Beyond basic payment services, these providers now deliver insights on cost reduction, carrier performance, routing and modal optimization. Their analytics tools help shippers identify the best network routes and operating partners. “We’re hearing a lot of different things from clients,” adds Pape. “There’s a heightened need to manage costs in ways they haven’t had to in the past.”
Tariff uncertainty and shifting monetary policy have also pushed companies to re-evaluate sourcing strategies, including nearshoring options. “It’s all about controlling what they can control and managing supply chains in the best possible ways,” Pape says.
Miner notes that global reach is increasingly essential—but not without challenges. Subsidiaries and regional operations sometimes resist centralized programs. “What they really want is the data,” he explains. “How you get that data is open to dialogue.”
Digital payments platforms are also reshaping the market. PayCargo, which supports air cargo, ocean freight and trucking transactions, enables shippers, freight forwarders and carriers to send and receive payments electronically.
“The freight payment landscape continues to digitize and converge across modes,” says Dennis Monts, president of PayCargo. “We view the freight payment market as entering the next phase of digital transformation.”
The first phase focused on automating payment execution and reconciliation while adding visibility and authorization controls. Now, both shippers and carriers want immediate confirmation that a cargo release or delivery is tied to a verified payment event.
To meet that expectation, providers are investing heavily in integrations with ocean, air and rail carriers; marine terminals; air handlers; and intermodal systems. The goal, Monts says, is “event-based payments” that align financial transactions with the physical movement of cargo.
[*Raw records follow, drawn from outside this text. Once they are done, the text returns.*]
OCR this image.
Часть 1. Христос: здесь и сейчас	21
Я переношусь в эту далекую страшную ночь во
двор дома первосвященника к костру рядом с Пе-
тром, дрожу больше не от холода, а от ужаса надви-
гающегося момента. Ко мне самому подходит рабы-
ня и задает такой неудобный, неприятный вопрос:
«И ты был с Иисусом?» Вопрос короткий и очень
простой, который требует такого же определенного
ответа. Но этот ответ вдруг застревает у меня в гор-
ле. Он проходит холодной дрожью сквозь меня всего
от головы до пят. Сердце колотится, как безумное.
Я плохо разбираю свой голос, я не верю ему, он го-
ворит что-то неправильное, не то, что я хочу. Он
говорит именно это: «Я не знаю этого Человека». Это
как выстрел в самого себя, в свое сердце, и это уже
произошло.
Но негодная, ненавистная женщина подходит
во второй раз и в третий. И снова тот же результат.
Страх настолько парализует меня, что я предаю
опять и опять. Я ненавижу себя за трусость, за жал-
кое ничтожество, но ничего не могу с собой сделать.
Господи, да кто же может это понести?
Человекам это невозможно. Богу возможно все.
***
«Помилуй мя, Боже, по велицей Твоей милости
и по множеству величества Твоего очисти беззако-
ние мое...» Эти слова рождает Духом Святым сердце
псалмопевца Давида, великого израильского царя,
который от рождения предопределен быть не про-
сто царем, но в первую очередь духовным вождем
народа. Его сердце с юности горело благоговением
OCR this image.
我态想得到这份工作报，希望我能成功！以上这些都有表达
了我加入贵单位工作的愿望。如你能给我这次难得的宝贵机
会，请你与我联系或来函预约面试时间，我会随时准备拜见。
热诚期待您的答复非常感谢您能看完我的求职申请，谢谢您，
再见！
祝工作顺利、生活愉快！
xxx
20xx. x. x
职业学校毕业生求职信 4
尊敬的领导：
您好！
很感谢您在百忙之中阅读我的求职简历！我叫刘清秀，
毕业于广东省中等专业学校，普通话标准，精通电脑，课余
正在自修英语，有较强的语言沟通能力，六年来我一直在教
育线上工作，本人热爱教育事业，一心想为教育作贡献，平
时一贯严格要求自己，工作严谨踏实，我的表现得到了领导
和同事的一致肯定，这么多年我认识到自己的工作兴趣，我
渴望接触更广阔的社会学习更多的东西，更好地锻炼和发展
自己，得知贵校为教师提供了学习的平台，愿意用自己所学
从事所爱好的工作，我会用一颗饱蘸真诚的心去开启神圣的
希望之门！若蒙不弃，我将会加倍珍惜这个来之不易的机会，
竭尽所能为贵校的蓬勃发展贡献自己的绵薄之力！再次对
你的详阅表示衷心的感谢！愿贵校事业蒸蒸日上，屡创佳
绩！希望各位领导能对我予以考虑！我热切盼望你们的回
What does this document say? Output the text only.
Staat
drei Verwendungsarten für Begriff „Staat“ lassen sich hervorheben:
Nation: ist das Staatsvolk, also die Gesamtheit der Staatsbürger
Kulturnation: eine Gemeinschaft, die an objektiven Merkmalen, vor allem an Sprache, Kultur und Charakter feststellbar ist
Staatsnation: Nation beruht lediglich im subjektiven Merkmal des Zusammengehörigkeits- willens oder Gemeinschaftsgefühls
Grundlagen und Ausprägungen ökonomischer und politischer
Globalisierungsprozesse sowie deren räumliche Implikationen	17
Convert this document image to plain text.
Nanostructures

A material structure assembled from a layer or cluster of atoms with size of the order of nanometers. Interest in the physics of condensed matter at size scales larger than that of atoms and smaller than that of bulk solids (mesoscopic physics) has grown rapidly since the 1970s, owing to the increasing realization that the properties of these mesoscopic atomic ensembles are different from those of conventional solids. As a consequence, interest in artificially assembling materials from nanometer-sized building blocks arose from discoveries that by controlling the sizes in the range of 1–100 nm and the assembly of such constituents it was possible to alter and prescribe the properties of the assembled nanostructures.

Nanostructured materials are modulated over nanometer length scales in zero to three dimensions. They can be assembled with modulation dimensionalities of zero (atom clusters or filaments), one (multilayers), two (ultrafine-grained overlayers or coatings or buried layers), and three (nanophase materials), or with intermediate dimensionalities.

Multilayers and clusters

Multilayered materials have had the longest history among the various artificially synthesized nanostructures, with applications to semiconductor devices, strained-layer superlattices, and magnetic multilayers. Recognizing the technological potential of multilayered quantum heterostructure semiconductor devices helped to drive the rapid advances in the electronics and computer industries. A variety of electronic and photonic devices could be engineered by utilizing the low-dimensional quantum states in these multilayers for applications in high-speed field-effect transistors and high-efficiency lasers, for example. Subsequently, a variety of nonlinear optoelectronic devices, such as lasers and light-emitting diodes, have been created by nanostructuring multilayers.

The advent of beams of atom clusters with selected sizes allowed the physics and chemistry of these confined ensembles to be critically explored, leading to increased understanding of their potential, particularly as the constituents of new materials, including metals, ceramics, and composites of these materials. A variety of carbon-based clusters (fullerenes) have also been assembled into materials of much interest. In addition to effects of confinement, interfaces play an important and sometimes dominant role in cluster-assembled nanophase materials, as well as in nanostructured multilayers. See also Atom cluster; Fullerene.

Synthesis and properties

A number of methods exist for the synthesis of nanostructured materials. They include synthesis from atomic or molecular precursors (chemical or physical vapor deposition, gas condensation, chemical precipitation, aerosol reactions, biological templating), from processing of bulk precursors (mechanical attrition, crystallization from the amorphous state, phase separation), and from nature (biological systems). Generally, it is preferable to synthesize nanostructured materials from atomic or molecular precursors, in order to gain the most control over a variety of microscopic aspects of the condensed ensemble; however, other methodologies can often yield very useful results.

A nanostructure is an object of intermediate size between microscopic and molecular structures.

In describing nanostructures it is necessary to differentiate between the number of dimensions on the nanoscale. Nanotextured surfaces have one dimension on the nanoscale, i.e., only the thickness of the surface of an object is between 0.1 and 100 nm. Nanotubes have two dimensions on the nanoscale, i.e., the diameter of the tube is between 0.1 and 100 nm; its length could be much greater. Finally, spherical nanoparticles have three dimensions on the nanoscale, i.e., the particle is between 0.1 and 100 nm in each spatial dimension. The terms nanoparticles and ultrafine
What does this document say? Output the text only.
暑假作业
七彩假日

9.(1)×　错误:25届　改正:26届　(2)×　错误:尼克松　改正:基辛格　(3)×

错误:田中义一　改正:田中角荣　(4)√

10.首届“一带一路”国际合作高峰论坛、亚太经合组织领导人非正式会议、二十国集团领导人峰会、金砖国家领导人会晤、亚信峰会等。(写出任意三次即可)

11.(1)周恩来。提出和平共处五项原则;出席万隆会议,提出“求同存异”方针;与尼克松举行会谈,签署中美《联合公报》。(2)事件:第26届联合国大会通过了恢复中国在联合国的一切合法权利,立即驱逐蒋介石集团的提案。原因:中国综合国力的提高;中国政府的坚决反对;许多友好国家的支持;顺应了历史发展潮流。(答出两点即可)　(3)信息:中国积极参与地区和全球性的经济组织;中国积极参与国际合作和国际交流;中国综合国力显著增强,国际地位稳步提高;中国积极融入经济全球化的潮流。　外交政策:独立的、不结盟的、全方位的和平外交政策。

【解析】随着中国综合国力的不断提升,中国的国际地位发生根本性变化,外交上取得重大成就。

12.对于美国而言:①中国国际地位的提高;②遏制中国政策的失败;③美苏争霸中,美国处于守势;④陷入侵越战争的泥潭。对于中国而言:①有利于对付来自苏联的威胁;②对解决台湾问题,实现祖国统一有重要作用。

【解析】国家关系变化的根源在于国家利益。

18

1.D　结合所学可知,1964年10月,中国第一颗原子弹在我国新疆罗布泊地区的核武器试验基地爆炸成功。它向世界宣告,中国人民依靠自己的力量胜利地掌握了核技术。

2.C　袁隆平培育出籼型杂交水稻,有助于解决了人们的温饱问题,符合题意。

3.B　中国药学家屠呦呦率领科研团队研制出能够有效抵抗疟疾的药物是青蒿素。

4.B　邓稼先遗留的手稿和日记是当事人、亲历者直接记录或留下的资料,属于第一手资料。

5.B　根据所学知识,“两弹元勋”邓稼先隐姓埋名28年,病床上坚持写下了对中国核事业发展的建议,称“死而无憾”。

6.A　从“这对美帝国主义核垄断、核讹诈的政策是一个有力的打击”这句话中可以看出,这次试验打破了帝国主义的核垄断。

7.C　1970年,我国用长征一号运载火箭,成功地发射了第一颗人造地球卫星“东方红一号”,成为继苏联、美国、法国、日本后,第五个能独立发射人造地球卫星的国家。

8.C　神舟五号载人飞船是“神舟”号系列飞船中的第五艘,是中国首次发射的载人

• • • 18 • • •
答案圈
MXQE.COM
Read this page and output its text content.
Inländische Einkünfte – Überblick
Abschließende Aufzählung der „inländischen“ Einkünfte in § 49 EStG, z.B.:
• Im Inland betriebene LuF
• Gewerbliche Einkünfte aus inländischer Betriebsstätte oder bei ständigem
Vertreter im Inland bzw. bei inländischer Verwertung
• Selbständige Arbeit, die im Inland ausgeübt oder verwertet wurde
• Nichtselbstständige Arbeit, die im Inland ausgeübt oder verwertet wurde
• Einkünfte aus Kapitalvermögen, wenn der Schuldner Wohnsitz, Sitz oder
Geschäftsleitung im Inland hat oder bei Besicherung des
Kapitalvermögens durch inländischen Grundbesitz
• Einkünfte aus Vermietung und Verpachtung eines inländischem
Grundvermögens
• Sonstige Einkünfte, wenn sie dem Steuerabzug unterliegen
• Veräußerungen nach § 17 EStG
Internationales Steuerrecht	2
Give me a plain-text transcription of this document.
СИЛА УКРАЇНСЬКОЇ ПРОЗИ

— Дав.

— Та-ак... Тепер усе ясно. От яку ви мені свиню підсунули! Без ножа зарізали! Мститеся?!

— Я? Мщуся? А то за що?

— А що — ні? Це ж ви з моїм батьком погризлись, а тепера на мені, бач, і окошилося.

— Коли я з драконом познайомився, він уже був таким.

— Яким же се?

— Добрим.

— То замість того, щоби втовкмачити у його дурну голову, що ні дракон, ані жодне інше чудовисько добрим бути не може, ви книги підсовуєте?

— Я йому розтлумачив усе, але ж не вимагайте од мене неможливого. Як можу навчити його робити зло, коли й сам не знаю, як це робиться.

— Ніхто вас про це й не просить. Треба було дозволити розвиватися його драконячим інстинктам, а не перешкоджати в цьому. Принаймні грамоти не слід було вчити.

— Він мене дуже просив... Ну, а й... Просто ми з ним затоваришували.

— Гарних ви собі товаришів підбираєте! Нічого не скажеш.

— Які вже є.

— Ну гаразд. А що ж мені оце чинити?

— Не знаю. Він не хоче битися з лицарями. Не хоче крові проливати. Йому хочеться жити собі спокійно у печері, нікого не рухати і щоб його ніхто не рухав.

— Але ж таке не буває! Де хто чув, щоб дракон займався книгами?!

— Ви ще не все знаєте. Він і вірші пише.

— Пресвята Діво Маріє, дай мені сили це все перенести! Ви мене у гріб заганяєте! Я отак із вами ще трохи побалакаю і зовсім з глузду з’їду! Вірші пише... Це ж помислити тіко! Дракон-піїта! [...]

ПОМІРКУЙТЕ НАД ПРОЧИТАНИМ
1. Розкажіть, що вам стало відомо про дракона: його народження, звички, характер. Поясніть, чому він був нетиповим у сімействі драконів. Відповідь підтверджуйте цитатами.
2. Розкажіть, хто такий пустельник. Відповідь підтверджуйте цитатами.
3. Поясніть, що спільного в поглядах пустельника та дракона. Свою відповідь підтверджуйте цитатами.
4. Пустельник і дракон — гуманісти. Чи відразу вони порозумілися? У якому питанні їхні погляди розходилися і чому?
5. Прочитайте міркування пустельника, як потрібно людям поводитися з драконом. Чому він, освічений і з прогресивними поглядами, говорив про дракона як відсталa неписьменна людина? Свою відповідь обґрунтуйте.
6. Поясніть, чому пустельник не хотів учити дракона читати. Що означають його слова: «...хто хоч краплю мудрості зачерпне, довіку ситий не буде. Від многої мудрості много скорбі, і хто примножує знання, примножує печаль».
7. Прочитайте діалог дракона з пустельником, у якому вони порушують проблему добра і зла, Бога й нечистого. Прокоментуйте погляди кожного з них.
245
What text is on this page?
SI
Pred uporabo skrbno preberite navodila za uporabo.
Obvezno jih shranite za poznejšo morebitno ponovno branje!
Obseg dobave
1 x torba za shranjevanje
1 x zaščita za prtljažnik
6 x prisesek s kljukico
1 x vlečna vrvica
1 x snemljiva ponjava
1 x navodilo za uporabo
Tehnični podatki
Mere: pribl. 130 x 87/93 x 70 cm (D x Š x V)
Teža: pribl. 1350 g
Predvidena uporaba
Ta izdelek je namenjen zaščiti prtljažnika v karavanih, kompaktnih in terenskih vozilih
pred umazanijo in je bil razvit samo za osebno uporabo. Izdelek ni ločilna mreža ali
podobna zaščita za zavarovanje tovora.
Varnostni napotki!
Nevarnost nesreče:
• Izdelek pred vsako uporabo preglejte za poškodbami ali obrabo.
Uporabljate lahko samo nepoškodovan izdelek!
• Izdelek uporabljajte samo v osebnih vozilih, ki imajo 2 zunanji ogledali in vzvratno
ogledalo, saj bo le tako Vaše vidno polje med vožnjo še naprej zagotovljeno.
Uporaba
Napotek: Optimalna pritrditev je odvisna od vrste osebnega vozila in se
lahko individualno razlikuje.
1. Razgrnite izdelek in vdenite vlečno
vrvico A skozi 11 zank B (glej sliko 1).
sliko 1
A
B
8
“Customers are asking for tools that let them manage cash flow and credit exposure across multiple vendors in one secure platform,” he adds. Through its two-sided network, PayCargo enables instant, verified payments supported by full freight-lifecycle visibility, audit trails and embedded analytics.
“Our role in serving this evolving market is to connect all stakeholders across modes through a trusted financial operating system for global freight,” Monts says. “Reducing friction and latency in settlement helps supply chains operate more efficiently and predictably—especially in a market where cost, speed and transparency matter more than ever.”